We have identified novel roles for Plag1 and Plagl2 in neocortical development which have otherwise been implicated in tumorigenesis. These Plag genes have some overlapping functions in embryo survival as we were unable to obtain double Plag1;Plagl2 knockout embryos during early development. We have determined that Plagl2 is a new player in regulating the formation of dorsal-ventral borders in the telencephalon, and it may interact with other known players in this pathway (e.g. Pax6, Gsx2, etc). We also observed a decrease in cell proliferation and an increase in neuronal differentiation in the Plag1 mutant embryos at E12.5, suggesting that Plag1 maintains the balance between cell proliferation and differentiation early in neocortical development. Taken together, our analyses of Plag gene function may be important for understanding cognitive malfunctions such as learning disabilities and autism spectrum disorder. To sum up, our findings are building blocks towards understanding the molecular basis of how a functional neocortex develops.

“Our analyses of Plag gene function may be important for understanding cognitive malfunctions such as learning disabilities and autism spectrum disorder.”

What, in your opinion, are some of the greatest achievements in your field and how has this influenced your research?

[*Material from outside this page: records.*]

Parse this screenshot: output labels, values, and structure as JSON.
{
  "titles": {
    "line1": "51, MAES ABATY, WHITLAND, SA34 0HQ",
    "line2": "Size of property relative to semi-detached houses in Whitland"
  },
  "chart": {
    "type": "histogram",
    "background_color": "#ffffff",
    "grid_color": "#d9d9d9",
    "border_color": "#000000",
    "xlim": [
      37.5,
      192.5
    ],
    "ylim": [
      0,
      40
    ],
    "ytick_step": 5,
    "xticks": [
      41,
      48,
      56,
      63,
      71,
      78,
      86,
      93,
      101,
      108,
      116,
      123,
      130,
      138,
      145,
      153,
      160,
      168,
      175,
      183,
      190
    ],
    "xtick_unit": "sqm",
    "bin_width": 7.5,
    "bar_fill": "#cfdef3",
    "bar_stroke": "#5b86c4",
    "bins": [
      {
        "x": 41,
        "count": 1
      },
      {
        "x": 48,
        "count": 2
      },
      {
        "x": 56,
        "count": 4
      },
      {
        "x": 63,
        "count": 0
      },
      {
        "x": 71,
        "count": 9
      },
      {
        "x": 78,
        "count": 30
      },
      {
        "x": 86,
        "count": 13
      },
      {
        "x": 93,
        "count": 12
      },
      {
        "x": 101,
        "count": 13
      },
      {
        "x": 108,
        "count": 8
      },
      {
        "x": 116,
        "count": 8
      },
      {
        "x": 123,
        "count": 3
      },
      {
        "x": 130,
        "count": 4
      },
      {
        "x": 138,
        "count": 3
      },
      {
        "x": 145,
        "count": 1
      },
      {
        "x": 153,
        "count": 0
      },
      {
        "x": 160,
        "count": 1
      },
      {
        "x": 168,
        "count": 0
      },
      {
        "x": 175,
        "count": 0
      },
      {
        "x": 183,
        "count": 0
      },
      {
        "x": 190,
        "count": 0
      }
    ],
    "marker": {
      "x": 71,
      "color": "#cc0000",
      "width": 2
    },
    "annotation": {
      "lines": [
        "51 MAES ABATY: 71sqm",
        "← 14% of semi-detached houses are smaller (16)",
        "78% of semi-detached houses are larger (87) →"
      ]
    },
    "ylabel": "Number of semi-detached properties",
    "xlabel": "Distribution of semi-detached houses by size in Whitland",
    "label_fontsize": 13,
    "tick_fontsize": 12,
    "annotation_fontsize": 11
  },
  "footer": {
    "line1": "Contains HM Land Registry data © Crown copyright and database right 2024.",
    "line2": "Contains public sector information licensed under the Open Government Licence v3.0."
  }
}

There are many brilliant accomplishments in the field of neuroscience that have inspired me to be more creative, yet pragmatic, in research. I remember being extremely fascinated reading about the Reeler mice and how one gene could dramatically alter the formation of the neocortical layers. This was one of the many articles that made me passionate about neuroscience. Studies such as: the generation of an optogenetic tool to track single cells in action so as to determine how a cell functions upon being stimulated; development of a technique called CLARITY, to generate transparent brains which bestows upon us the ability to observe a multitude of cell connections throughout the brain; regeneration of vision using skin-derived stem cells in humans; development of organoids to mimic different organ complexities, which can potentially revolutionize drug discovery; detection of the importance of extracellular vesicles in cancer, which can be used as potential biomarkers and drug carriers; the capability of profiling single cells, which gives us the ability to hear what the heterogenous pool of cancer cells talk; and similar research have influenced me to ask big picture questions, thereby molding my way of thinking considerably. Such innovative studies have enabled me to take small steps towards significantly contributing to solving a question that has been haunting us for generations: ‘how do we cure cancer?’ This is the subject of my current postdoctoral work.

“Innovative studies have enabled me to take small steps towards significantly contributing to solving a question that has been haunting us for generations: ‘how do we cure cancer?’”

What's next for you?

Applying my research knowledge to a disease model (i.e., glioma) at the end of my PhD career was very rewarding, and brain cancer is a research area that I am currently pursuing for my postdoctoral training. I have recently started working in the laboratory of Dr Janusz Rak at McGill University as a postdoctoral fellow. The Rak laboratory is very interested in understanding not only angiogenesis but also the importance of extracellular vesicles in glioblastoma and in other gliomas affecting patients. Switching fields from neurodevelopment to neurooncology has been quite exciting and I am learning new things everyday. I aspire to be an accademic researcher and to have a laboratory of my own where I can bring together the knowledge I am obtaining, and to grow my expertise, to be able to connect the vast fields of biochemistry, molecular biology, neuroscience and neurooncology.